C’est pourquoi, en ami sincère, je vous conseille de regagner les terres qui vous restent dans le Saint-Empire. Là, loin des intrigues romaines, vous pourrez trouver refuge, repos, et peut-être même une forme de réhabilitation par le silence et la discrétion. Les années apaisent les mémoires, et les hommes oublient plus vite qu’ils ne pardonnent. Faites-vous, donc, oublier quelques temps. Laissez les vents tourner. Et lorsque Dieu jugera l’heure venue, peut-être votre nom retrouvera-t-il la place qu’il mérite.

Recevez, mon cher ami, l’assurance de ma fidèle amitié et de mes priè…

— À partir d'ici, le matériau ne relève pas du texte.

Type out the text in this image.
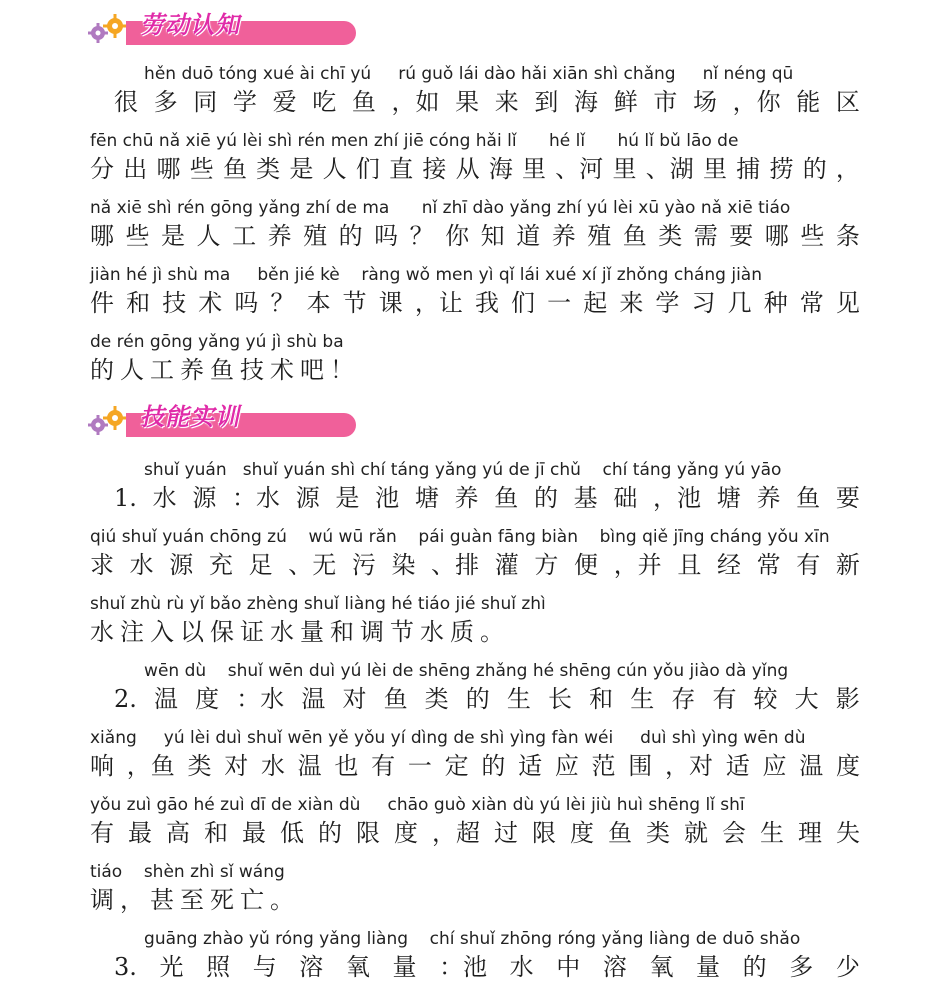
劳动认知
hěn duō tóng xué ài chī yú     rú guǒ lái dào hǎi xiān shì chǎng     nǐ néng qū
　很 多 同 学 爱 吃 鱼 ，如 果 来 到 海 鲜 市 场 ，你 能 区
fēn chū nǎ xiē yú lèi shì rén men zhí jiē cóng hǎi lǐ      hé lǐ      hú lǐ bǔ lāo de
分 出 哪 些 鱼 类 是 人 们 直 接 从 海 里 、河 里 、湖 里 捕 捞 的 ，
nǎ xiē shì rén gōng yǎng zhí de ma      nǐ zhī dào yǎng zhí yú lèi xū yào nǎ xiē tiáo
哪 些 是 人 工 养 殖 的 吗 ？ 你 知 道 养 殖 鱼 类 需 要 哪 些 条
jiàn hé jì shù ma     běn jié kè    ràng wǒ men yì qǐ lái xué xí jǐ zhǒng cháng jiàn
件 和 技 术 吗 ？ 本 节 课 ，让 我 们 一 起 来 学 习 几 种 常 见
de rén gōng yǎng yú jì shù ba
的 人 工 养 鱼 技 术 吧 ！
技能实训
shuǐ yuán   shuǐ yuán shì chí táng yǎng yú de jī chǔ    chí táng yǎng yú yāo
　1. 水 源 ：水 源 是 池 塘 养 鱼 的 基 础 ，池 塘 养 鱼 要
qiú shuǐ yuán chōng zú    wú wū rǎn    pái guàn fāng biàn    bìng qiě jīng cháng yǒu xīn
求 水 源 充 足 、无 污 染 、排 灌 方 便 ，并 且 经 常 有 新
shuǐ zhù rù yǐ bǎo zhèng shuǐ liàng hé tiáo jié shuǐ zhì
水 注 入 以 保 证 水 量 和 调 节 水 质 。
wēn dù    shuǐ wēn duì yú lèi de shēng zhǎng hé shēng cún yǒu jiào dà yǐng
　2. 温 度 ：水 温 对 鱼 类 的 生 长 和 生 存 有 较 大 影
xiǎng     yú lèi duì shuǐ wēn yě yǒu yí dìng de shì yìng fàn wéi     duì shì yìng wēn dù
响 ，鱼 类 对 水 温 也 有 一 定 的 适 应 范 围 ，对 适 应 温 度
yǒu zuì gāo hé zuì dī de xiàn dù     chāo guò xiàn dù yú lèi jiù huì shēng lǐ shī
有 最 高 和 最 低 的 限 度 ，超 过 限 度 鱼 类 就 会 生 理 失
tiáo    shèn zhì sǐ wáng
调 ，甚 至 死 亡 。
guāng zhào yǔ róng yǎng liàng    chí shuǐ zhōng róng yǎng liàng de duō shǎo
　3. 光 照 与 溶 氧 量 ：池 水 中 溶 氧 量 的 多 少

Malheureusement, le temps n’a pas préservé la fin de cette lettre non plus. Toutefois, la chance miraculeuse qui a permis à cette correspondance de traverser les siècles jusqu’à nous met en lumière les dynamiques de pouvoir qui se jouent entre les royaumes européens vis-à-vis de la papauté, et surtout le rapport que pouvait entretenir l’Inquisition avec les puissants.

Il nous faudra encore soumettre ces lettres à différents experts, mais la maladie mentale dont semble souffrir le cardinal — le sadisme, peut-être même une certaine forme de psychopathie — devra être analysée par des experts en psychologie historique.

Cela pourra aussi intéresser des sociologues-historiens afin d’étudier comment le pouvoir se réorganise quand certains de ses membres influents développent de telles formes de ce que nous pouvons qualifier, dans le contexte d’une dynamique politique, de faiblesse et de besoin avoué de destruction de l’autre. Comment le pouvoir accepte-t-il cela, comment s'en sert-il, est-ce qu'il s'en sert et, surtout, comment s'en débarrasse-t-il et pourquoi ?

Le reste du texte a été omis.